Runaway tuition accounts for only a quarter of runaway college attendance costs.

                     Affordability components at public 4-year institutions.                          Source: Tony Maggio. Note: I/S = in-state. T&F = tuition & fees.

Half the increase in tuition over the past 20 years at public Virginia four-year colleges and universities can be attributed to a drop in state support for higher education. But tuition accounts for only 28% of the total cost of attendance in Virginia, according to a presentation that Anthony A. “Tony” Maggio, a legislative fiscal analyst, made to the House Appropriations Committee yesterday.

In other words, university policies, not state budget cuts, have been responsible for about 86% of the increase in the total cost of attending college in the Old Dominion today.

“Often you hear that it’s the General Fund reductions that have been the sole reason” for rising tuition, said Maggio, as quoted by the Richmond Times-Dispatch. But the cost of fees, room and board have dramatically outpaced inflation as well.

Maggio called for more transparency in how state dollars are spent. One big question: How much does undergraduate tuition subsidize student aid? How much does it subsidize graduate-level programs?

The soaring cost of attendance at Virginia’s public universities far outpaced inflation and median household incomes in the commonwealth, according to Maggio.

Cost of Attendance (COA) compared to inflation and growth in median household income.

Cost of Attendance (COA) compared to inflation and growth in median household income.

university_spending

Percentage spending increase per student, by program, FY 1996 to FY 2015, at four-year institutions.

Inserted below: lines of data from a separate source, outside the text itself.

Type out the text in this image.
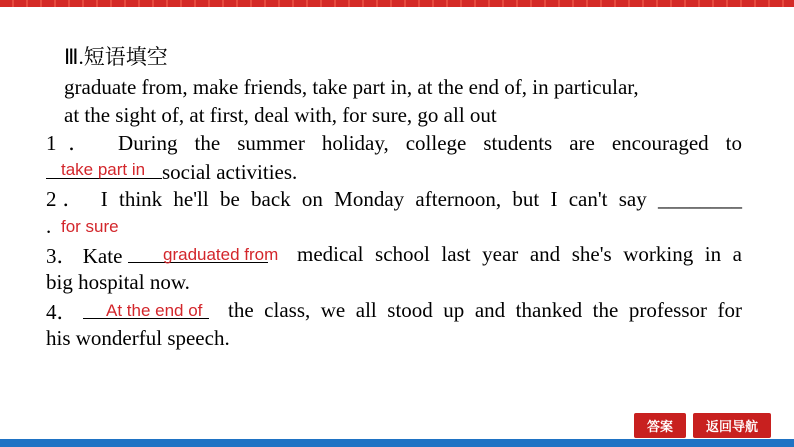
Ⅲ.短语填空
graduate from, make friends, take part in, at the end of, in particular,
at the sight of, at first, deal with, for sure, go all out
1． During the summer holiday, college students are encouraged to
social activities.
take part in
2． I think he'll be back on Monday afternoon, but I can't say ________
. for sure
3． Kate	medical school last year and she's working in a
graduated from
big hospital now.
4．	the class, we all stood up and thanked the professor for
At the end of
his wonderful speech.
答案	返回导航
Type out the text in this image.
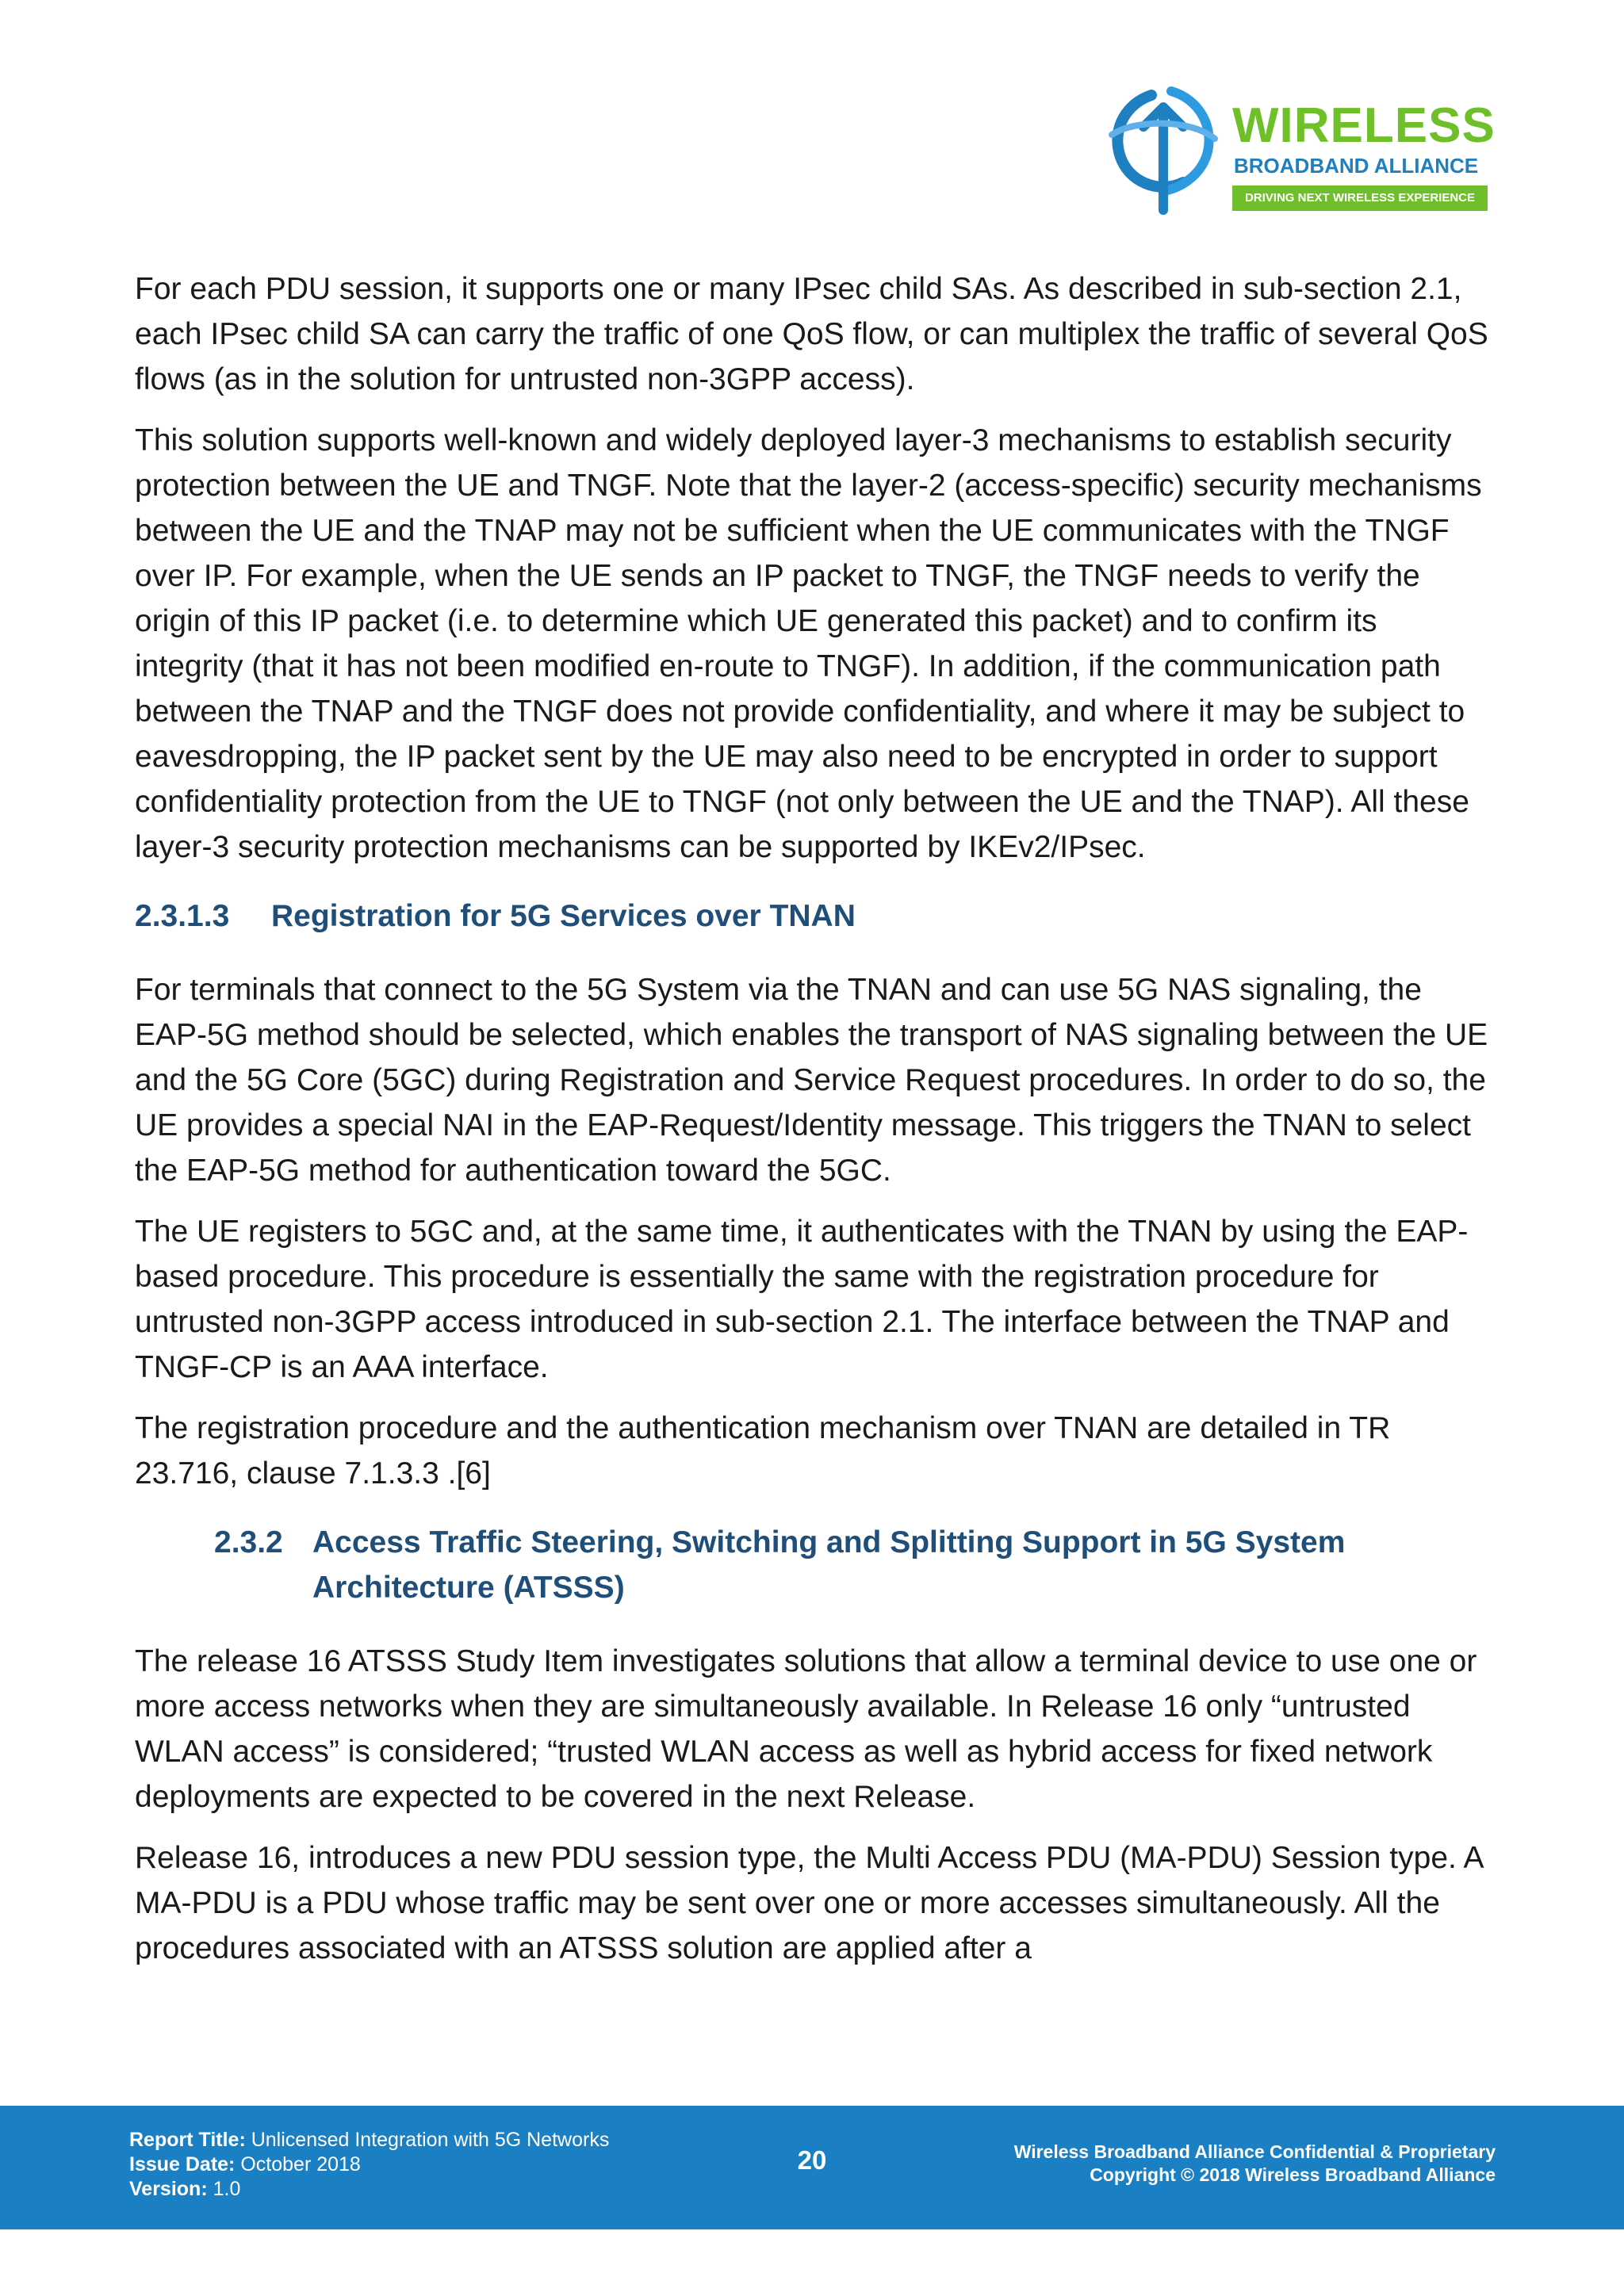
WIRELESS
BROADBAND ALLIANCE
DRIVING NEXT WIRELESS EXPERIENCE

For each PDU session, it supports one or many IPsec child SAs. As described in sub-section 2.1, each IPsec child SA can carry the traffic of one QoS flow, or can multiplex the traffic of several QoS flows (as in the solution for untrusted non-3GPP access).

This solution supports well-known and widely deployed layer-3 mechanisms to establish security protection between the UE and TNGF. Note that the layer-2 (access-specific) security mechanisms between the UE and the TNAP may not be sufficient when the UE communicates with the TNGF over IP. For example, when the UE sends an IP packet to TNGF, the TNGF needs to verify the origin of this IP packet (i.e. to determine which UE generated this packet) and to confirm its integrity (that it has not been modified en-route to TNGF). In addition, if the communication path between the TNAP and the TNGF does not provide confidentiality, and where it may be subject to eavesdropping, the IP packet sent by the UE may also need to be encrypted in order to support confidentiality protection from the UE to TNGF (not only between the UE and the TNAP). All these layer-3 security protection mechanisms can be supported by IKEv2/IPsec.

2.3.1.3	Registration for 5G Services over TNAN

For terminals that connect to the 5G System via the TNAN and can use 5G NAS signaling, the EAP-5G method should be selected, which enables the transport of NAS signaling between the UE and the 5G Core (5GC) during Registration and Service Request procedures. In order to do so, the UE provides a special NAI in the EAP-Request/Identity message. This triggers the TNAN to select the EAP-5G method for authentication toward the 5GC.

The UE registers to 5GC and, at the same time, it authenticates with the TNAN by using the EAP-based procedure. This procedure is essentially the same with the registration procedure for untrusted non-3GPP access introduced in sub-section 2.1. The interface between the TNAP and TNGF-CP is an AAA interface.

The registration procedure and the authentication mechanism over TNAN are detailed in TR 23.716, clause 7.1.3.3 .[6]

2.3.2 Access Traffic Steering, Switching and Splitting Support in 5G System Architecture (ATSSS)

The release 16 ATSSS Study Item investigates solutions that allow a terminal device to use one or more access networks when they are simultaneously available. In Release 16 only “untrusted WLAN access” is considered; “trusted WLAN access as well as hybrid access for fixed network deployments are expected to be covered in the next Release.

Release 16, introduces a new PDU session type, the Multi Access PDU (MA-PDU) Session type. A MA-PDU is a PDU whose traffic may be sent over one or more accesses simultaneously. All the procedures associated with an ATSSS solution are applied after a

Report Title: Unlicensed Integration with 5G Networks
Issue Date: October 2018
Version: 1.0
20	Wireless Broadband Alliance Confidential & Proprietary
Copyright © 2018 Wireless Broadband Alliance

So, where is all that money going? The category that is seeing the smallest increase is the universities’ core mission of educating students. Instructional spending increased about 75%, faster than inflation, but slower than all other categories.

“Academic support” increased 95%. According to a Virginia Tech glossary of terms, that includes libraries, museums, A/V services, computing support, ancillary support, academic administration, personnel development, and course & curriculum development.

“Institutional support,” which saw an 88% increase, covers day-to-day operations of the university, such as executive management, fiscal operations, logistical services, public relations, development, and general administrative services.

(Student services,” which grew 109%, covers expenses for student activities whose purpose is the “emotional and physical well-being” of the students and their “intellectual, cultural and social development outside the context of formal instruction.” (I would be interested to know if this category includes the growing diversity and gender equity bureaucracies.)

The fastest-growing category is Operations & Maintenance of Plant, where spending grew 156%. What is hard to differentiate here is the extent to the surge in spending can be explained by the need to accommodating larger enrollment from a growing population, or by the Taj Mahal effect in which universities compete for students and faculties by building ever more impressive facilities. The $50 million renovation of the University of Virginia’s Rotunda comes to mind.

Bacon’s bottom line: The monstrous cost of college attendance is both a source of financial distress to middle-class families and a huge barrier to attendance the poor. The primary beneficiary is the higher education apparat, which engages in a never-ending chase for greater institutional prestige as measured by average student SAT scores, acceptance rates, recruitment of star faculty, the size of endowments, and other factors that have very little to do with actually educating students.